Whether you are a senior executive or someone fresh out of college, nailing an interview with a startup company is going to take work on your part. After all, these companies are looking for people who are nimble and aren’t afraid to wear multiple hats. Most importantly, they are looking for people who are passionate not only about what they do but what the company does, all of which can be hard to convey. It also means you have to be able to thrive in an environment where the rules are being made on the fly.
“Job seekers should honestly expect a little bit of chaos, less structure, and lots of enthusiasm for the enterprise, because you have to keep in mind that something new is being formed,” says Nell Merlino, chief executive of Count Me In for Women’s Economic Independence. “One of the biggest differences between interviewing at a startup is that at an established company, you will be expected to try to fit into the pre-established culture of the company, whereas in a startup, you will be a part of creating the culture.”
If you think you’ve got what it takes to be part of a startup, follow these three tips to ace the interview process and get hired.
1. Do your homework
Preparation is key for all interviews, but with a startup you’ve got to prove you know a lot about the company, its mission and the industry they are playing in. But it’s not enough to know the company makes x,y, or z; you also want to be able to bring something to the table, even during the interview. That’s is why Matt Trotter, a director at Silicon Valley Bank, which works with a lot of startups, says job seekers should choose a startup that they are passionate about instead of just applying to any startup. If you take the latter approach, your passion won’t come through because it isn’t real. “You want to come in with an idea of the general space, what the company does and ideas on how to improve what they currently have,” says Trotter.

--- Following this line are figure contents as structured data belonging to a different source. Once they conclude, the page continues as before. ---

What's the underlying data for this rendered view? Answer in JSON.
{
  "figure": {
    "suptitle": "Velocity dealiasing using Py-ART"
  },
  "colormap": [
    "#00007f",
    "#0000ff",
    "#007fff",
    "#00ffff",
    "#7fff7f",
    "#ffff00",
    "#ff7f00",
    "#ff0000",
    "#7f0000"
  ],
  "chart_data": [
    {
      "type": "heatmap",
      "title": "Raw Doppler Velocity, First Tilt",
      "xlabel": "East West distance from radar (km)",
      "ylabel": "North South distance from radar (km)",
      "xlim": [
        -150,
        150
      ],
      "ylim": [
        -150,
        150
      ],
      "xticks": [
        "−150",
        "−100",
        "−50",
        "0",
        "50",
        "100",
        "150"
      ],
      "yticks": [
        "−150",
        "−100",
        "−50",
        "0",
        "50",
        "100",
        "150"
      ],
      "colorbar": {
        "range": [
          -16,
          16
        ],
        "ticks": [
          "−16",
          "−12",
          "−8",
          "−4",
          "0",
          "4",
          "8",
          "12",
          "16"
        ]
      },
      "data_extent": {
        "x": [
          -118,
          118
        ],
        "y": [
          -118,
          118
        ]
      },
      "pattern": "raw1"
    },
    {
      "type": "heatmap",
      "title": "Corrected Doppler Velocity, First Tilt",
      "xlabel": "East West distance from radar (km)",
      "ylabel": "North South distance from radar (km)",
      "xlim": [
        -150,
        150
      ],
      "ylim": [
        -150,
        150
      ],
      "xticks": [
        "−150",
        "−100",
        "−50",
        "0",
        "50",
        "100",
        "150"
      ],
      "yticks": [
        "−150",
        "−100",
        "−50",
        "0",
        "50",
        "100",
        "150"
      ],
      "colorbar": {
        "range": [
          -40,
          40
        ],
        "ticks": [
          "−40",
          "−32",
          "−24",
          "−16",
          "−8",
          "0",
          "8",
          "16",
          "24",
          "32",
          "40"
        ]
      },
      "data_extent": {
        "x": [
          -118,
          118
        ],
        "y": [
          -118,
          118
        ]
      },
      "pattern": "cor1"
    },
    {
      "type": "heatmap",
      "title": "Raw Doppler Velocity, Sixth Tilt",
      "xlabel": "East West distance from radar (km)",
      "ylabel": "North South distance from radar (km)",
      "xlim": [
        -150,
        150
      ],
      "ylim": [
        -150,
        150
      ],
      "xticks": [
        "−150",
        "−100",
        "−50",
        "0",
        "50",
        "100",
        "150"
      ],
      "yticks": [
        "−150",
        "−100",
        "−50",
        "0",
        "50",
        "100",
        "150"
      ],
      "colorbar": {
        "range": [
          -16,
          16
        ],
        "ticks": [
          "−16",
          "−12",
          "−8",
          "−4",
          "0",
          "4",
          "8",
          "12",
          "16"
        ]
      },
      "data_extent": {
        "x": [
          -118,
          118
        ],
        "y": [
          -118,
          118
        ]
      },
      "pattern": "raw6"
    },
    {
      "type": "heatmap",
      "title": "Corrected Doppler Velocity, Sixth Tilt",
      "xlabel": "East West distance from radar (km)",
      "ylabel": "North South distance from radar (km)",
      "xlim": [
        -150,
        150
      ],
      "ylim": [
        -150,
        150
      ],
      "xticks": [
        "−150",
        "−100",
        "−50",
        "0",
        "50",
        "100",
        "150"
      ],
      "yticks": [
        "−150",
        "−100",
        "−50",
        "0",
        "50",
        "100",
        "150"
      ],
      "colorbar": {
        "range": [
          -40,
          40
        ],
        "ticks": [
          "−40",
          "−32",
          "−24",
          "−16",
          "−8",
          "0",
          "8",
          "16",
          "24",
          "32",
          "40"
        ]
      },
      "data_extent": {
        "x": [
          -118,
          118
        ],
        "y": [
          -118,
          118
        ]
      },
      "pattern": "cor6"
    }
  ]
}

2. Be prepared to think on your feet
Startups are exactly that, companies at the early stages of development, which means they want to hire people that can think on their feet. Skloot says interviewees have to be prepared to handle direct and bold questions. “Why are you here? How specifically will you help push our company forward? How will you add value from day one? Why are you better than everyone else that wants to join the team?” are some of the questions likely to be thrown your way, says Skloot. “Getting a job at top startup is competitive — we really respect recent grads that understand that and demonstrate extra effort to stand out.”

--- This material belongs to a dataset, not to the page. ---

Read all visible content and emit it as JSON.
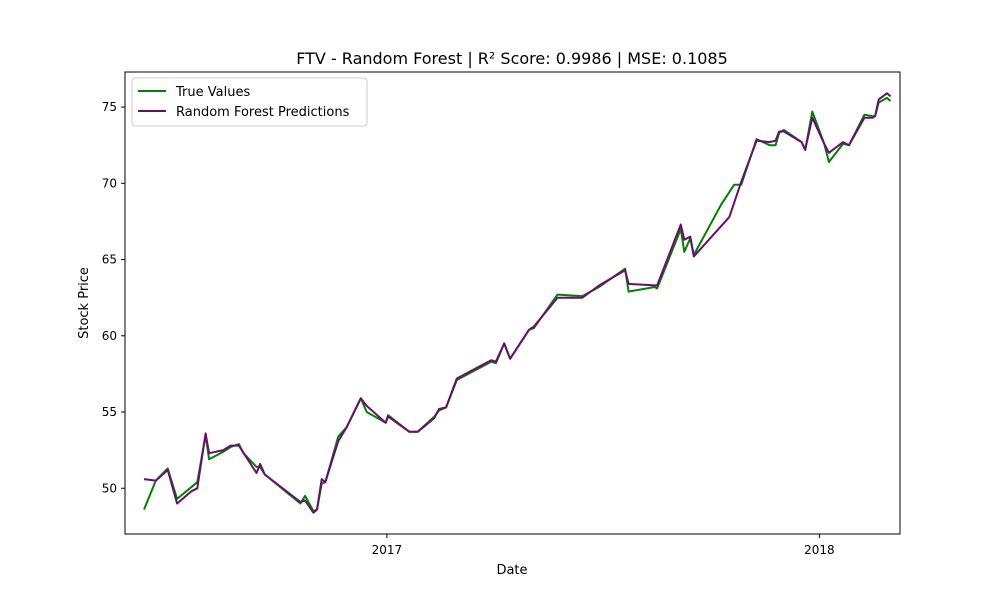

3. Refrain from asking about salary, benefits and bonuses
Unlike an established company where there are processes in place at a startup, there will be very little hand holding. You’ll be responsible for making your name and helping the company grow. One of the easiest ways to convey that is to refrain from asking what the company can do for you during the interview. Leave questions of salary, benefits, vacation time and other perks for a later conversation. “Startups are looking for someone who can take some direction, but you will have to figure many things out on your own, so looking for hand-holding during the interview will not go well,” says Merlino. “The best thing you can do during the interview is express your genuine enthusiasm for working at that startup, and emphasize how you will help them grow.”